Mismatch in Accuracy and Reasoning: The research illustrates a discernible discrepancy between LLMs' accuracy in decoding tasks and their ability to reason through their outputs—a trait not paralleled in human performance. This inconsistency is underlined by examining ChatGPT-4o, which occasionally decodes phrases correctly but fails to articulate the reasoning behind its decoding process coherently.
Core Conceptual Understanding: The paper argues that the performance discrepancies arise because LLMs operate over fossilized language data sans real-world grounding—a hypothesis further supported when the models fail to articulate semantic intricacies that underlie linguistic exchanges. As a result, LLM models are shown to lack not only form-meaning mappings but also the ability to contextualize these within pragmatic constructs familiar to human cognition.

Implications and Future Directions

The investigation touches upon the broader implications of LLM functionalities—or limitations—and their presumed cognitive equivalence to human linguistic capacities. The authors suggest that current LLM architectures fall short not primarily due to scalability issues but because they fundamentally diverge from cognitive representations grounded in real-world semantics and interactions. This depicts LLMs as powerful predictive tools rather than explanatory models of human-like linguistic understanding.

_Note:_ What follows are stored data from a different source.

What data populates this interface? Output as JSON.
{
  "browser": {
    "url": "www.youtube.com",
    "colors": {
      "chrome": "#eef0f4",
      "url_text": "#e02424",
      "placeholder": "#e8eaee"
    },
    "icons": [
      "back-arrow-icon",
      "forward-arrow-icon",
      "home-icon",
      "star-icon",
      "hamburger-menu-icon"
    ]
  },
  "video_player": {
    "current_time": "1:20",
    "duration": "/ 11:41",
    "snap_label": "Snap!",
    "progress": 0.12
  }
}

A salient implication from this research is the necessity for models to incorporate more intricate and structured cognitive world models. Future directions might explore integrative approaches that synthesize deep learning with symbolic cognition frameworks to better mimic the nuanced structure of human language processing. Another suggestion is refining the interpretative architecture of LLMs with syntactic priors and structured abstractions that transcend mere statistical correlations.

Conclusion

Leivada et al.'s paper serves as a critical reassessment of the current state and theoretical understanding of LLMs. It highlights the fundamental cognitive limitations of LLMs, advocating for advancements that focus on deep semantic learning and cognitive interfacing to achieve human-like linguistic comprehension. The paper reinforces that, while LLMs might excel at formal linguistic tasks, they are yet to achieve the nuanced and grounded understanding emblematic of human language cognition. This paper, thereby, stresses caution against overestimating the AI models' capabilities as fully replicating human linguistic intelligence.